Characterizing the Experience of Spasticity after Spinal Cord Injury

Study Description


This collaborative research project among six Spinal Cord Injury Model Systems used an online survey to characterize the qualities that people with spinal cord injury (SCI) associate with their experience of spasticity, how spasticity impacts their quality of life and how they perceive and value different spasticity management approaches.

Spasticity is the uncontrolled tightening or contracting of the muscles, and is common in people with SCI. Approximately 65% to 75% of people with SCOI have some amount of spasticity. Spasticity is more common in cervical (neck) than thoracic (chest) and lumbar (lower back) injuries.

Researchers characterized the various problematic manifestations of spasticity (e.g., spasms when at rest, spasms evoked by movement, clonus, stiffness, sleep disturbance, discomfort, pain); the beneficial effects of spasticity (e.g., assistance with transfers, standing, positioning, walking, etc.) and the preferred management strategies (e.g., physical therapeutics, oral pharmaceuticals, intrathecal baclofen, nerve blockades, etc.).

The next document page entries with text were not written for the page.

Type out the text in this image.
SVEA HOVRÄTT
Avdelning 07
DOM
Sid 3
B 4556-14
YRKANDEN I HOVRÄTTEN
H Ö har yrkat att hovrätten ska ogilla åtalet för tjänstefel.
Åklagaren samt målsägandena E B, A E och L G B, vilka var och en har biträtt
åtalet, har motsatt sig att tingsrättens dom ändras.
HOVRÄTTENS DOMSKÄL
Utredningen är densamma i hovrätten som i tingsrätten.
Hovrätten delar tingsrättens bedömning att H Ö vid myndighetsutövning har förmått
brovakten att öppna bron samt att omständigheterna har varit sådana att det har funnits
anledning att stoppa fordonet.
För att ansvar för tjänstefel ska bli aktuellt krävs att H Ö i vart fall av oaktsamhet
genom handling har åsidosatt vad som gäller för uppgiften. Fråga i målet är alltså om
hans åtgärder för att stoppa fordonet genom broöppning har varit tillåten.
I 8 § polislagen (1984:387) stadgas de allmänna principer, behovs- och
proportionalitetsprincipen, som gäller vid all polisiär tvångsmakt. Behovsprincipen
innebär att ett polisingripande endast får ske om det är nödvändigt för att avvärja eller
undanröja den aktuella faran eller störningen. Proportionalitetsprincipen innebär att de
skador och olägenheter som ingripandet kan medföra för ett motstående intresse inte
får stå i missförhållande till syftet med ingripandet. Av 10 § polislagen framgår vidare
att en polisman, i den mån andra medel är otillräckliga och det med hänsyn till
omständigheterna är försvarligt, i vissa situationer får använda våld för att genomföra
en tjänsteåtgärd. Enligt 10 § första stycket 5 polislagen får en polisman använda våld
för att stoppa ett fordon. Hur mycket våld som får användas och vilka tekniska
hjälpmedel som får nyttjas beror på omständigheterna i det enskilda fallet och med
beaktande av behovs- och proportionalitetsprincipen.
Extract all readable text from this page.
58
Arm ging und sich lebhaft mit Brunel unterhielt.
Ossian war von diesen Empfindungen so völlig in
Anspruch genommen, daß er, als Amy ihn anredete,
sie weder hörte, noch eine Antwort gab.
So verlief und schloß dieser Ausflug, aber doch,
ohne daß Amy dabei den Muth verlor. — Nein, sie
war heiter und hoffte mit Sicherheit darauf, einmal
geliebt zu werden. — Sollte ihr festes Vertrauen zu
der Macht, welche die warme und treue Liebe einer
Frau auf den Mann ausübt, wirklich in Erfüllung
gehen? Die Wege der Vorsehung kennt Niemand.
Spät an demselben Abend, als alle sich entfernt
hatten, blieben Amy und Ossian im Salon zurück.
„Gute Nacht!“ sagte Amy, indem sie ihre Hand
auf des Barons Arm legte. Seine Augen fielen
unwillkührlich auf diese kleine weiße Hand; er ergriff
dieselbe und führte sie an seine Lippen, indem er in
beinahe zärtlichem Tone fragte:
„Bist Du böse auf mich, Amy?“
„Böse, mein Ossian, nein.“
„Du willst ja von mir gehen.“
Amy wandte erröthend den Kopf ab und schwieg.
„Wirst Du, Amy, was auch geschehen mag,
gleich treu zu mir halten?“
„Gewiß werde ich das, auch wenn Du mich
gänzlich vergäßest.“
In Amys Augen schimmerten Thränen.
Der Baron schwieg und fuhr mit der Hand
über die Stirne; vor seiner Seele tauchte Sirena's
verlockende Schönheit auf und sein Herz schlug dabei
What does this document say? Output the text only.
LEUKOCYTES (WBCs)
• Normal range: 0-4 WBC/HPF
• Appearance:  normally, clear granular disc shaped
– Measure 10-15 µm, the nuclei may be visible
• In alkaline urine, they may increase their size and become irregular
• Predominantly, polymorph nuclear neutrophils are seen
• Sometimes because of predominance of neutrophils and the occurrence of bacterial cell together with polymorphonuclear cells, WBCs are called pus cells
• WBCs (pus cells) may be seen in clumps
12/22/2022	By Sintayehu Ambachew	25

A paper in the Archives of Physical Medicine and Rehabilitation titled Characterizing the Experience of Spasticity after Spinal Cord Injury: A National Survey Project of the Spinal Cord Injury Model Systems Centers, includes results from the survey. 

Edelle Field-Foote, PT, PhD, Director, Spinal Cord Injury Research at the Shepherd Center; Professor of Biological Sciences at the Georgia Institute of Technology; and Professor of Rehabilitation Medicine at Emory University, is the principal investigator on this research project.